LOG_DIR="${BASE_DIR}/logs"
BACKUP_DIR="${BASE_DIR}/backup/$(date +%F)"
MSG_DIR="${BASE_DIR}/var/mda/msg"
CONTEXT_DIR="${BASE_DIR}/var/mda/dacontext"
RCPT_LOG_DIR="${BASE_DIR}/logs/rcptstat"

# Log files
CLEANUP_LOG="${LOG_DIR}/cleanup_$(date +%F).log"
MOVE_LOG="${LOG_DIR}/move_$(date +%F).log"
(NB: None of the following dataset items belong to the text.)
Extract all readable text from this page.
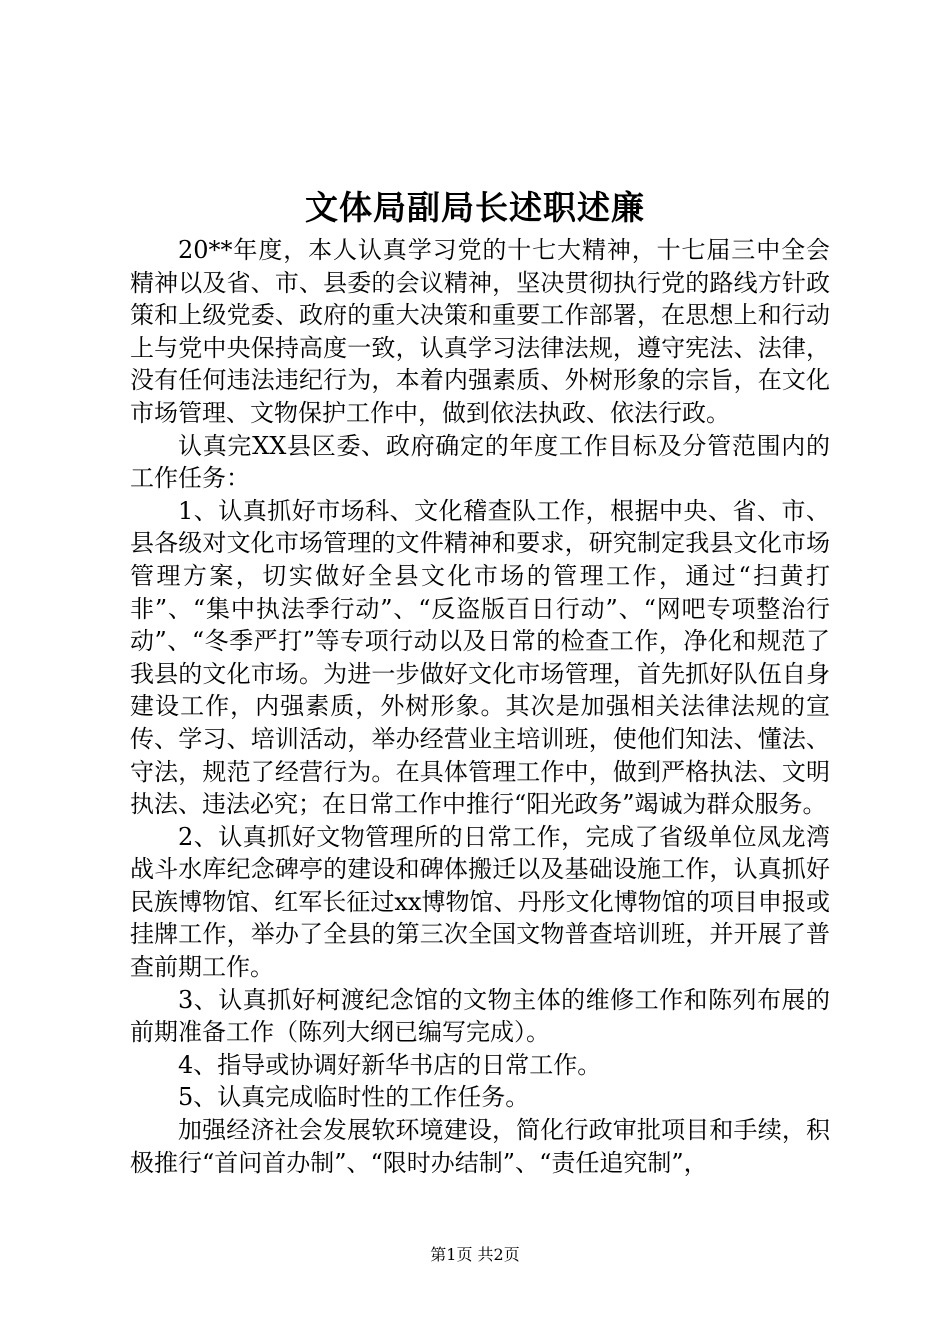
文体局副局长述职述廉

20**年度，本人认真学习党的十七大精神，十七届三中全会精神以及省、市、县委的会议精神，坚决贯彻执行党的路线方针政策和上级党委、政府的重大决策和重要工作部署，在思想上和行动上与党中央保持高度一致，认真学习法律法规，遵守宪法、法律，没有任何违法违纪行为，本着内强素质、外树形象的宗旨，在文化市场管理、文物保护工作中，做到依法执政、依法行政。

认真完XX县区委、政府确定的年度工作目标及分管范围内的工作任务：

1、认真抓好市场科、文化稽查队工作，根据中央、省、市、县各级对文化市场管理的文件精神和要求，研究制定我县文化市场管理方案，切实做好全县文化市场的管理工作，通过“扫黄打非”、“集中执法季行动”、“反盗版百日行动”、“网吧专项整治行动”、“冬季严打”等专项行动以及日常的检查工作，净化和规范了我县的文化市场。为进一步做好文化市场管理，首先抓好队伍自身建设工作，内强素质，外树形象。其次是加强相关法律法规的宣传、学习、培训活动，举办经营业主培训班，使他们知法、懂法、守法，规范了经营行为。在具体管理工作中，做到严格执法、文明执法、违法必究；在日常工作中推行“阳光政务”竭诚为群众服务。

2、认真抓好文物管理所的日常工作，完成了省级单位凤龙湾战斗水库纪念碑亭的建设和碑体搬迁以及基础设施工作，认真抓好民族博物馆、红军长征过xx博物馆、丹彤文化博物馆的项目申报或挂牌工作，举办了全县的第三次全国文物普查培训班，并开展了普查前期工作。

3、认真抓好柯渡纪念馆的文物主体的维修工作和陈列布展的前期准备工作（陈列大纲已编写完成）。

4、指导或协调好新华书店的日常工作。

5、认真完成临时性的工作任务。

加强经济社会发展软环境建设，简化行政审批项目和手续，积极推行“首问首办制”、“限时办结制”、“责任追究制”，

第1页 共2页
# Create required directories
mkdir -p "${LOG_DIR}" "${BACKUP_DIR}"{msg,dacontext}

# Log functions
log_error() {
    echo "[$(date '+%F %H:%M:%S')] ERROR: $1" | tee -a "${CLEANUP_LOG}"
}

log_info() {
    echo "[$(date '+%F %H:%M:%S')] INFO: $1" | tee -a "${CLEANUP_LOG}"
}

# Initialize pipes and semaphores
init_pipes() {
    # Process control pipe
    local process_fifo="/tmp/$$process.fifo"
    mkfifo "${process_fifo}" && exec 6<>"${process_fifo}" && rm "${process_fifo}"
    for ((i=0; i<${PROCESS_NUMS}; i++)); do echo; done >&6
    
    # Task delivery pipe
    local task_fifo="/tmp/$$task.fifo"
    mkfifo "${task_fifo}" && exec 7<>"${task_fifo}" && rm "${task_fifo}"
}

# Cleanup functions
cleanup_functions() {
    # Cleanup pipe file descriptors
    exec 6>&-
    exec 7>&-
    log_info "Cleanup complete"
}

# Main function
main() {
    log_info "Starting message queue cleanup check"
    
    # Initialize pipes
    init_pipes
    
    # Check queue status
    local queue_count=$(find "${MSG_DIR}" -type f | wc -l)
    log_info "Current queue file count: ${queue_count}"
    
    # Select processing strategy based on queue status
    if [[ ${queue_count} -gt ${HELL_THRESHOLD} ]]; then
        log_error "Queue count ${queue_count} has exceeded threshold ${HELL_THRESHOLD}, starting hell mode"
        emergency_cleanup
    elif [[ ${queue_count} -gt ${CRITICAL_THRESHOLD} ]]; then
        log_error "Queue count ${queue_count} has exceeded threshold ${CRITICAL_THRESHOLD}, starting critical mode"
        critical_cleanup
    elif [[ ${queue_count} -gt ${WARNING_THRESHOLD} ]]; then
        log_error "Queue count ${queue_count} has exceeded threshold ${WARNING_THRESHOLD}, starting quick mode"
        quick_cleanup
    else
        log_info "Queue count is normal, no action needed"
    fi
    
    # Cleanup resources
    cleanup_functions
    result_summary
}

# Execute main function
main "$@"

Summary

This article detailed a set of advanced Bash programming solutions based on the producer-consumer pattern for solving message queue backlog issues. Through the combined use of multi-process concurrency, pipe communication, and efficient awk parsing, efficient queue cleanup is achieved.

Core Advantages

  1. Excellent performance: Multi-process concurrent processing improves efficiency several times over
  2. Clear architecture: Producer-consumer separation, easy to maintain and extend
  3. Stable and reliable: Comprehensive error handling and resource management mechanisms
  4. Flexible configuration: Supports different thresholds and concurrency strategies

Applicable Scenarios

  • Batch cleanup of messages flagged by anti-spam engines
  • Queue backlog handling caused by malicious attacks
  • Queue recovery after system failures
  • Regular queue maintenance and optimization

Extension Suggestions

  1. Monitoring integration: Integrate with monitoring systems for automated alerting and handling
  2. Strategy optimization: Adjust concurrency numbers and thresholds based on actual business needs
  3. Documentation improvement: Establish detailed operation manuals and emergency plans
  4. Testing and verification: Conduct regular stress tests to ensure solution effectiveness

This solution not only solves the current problem but also provides a reusable architectural pattern that can be applied in various message processing scenarios. Through proper configuration and continuous optimization, it effectively ensures the stable operation of messaging systems.


This document is based on actual production environment experience and aims to share practical technical solutions. In actual applications, please adjust and test according to your specific environment.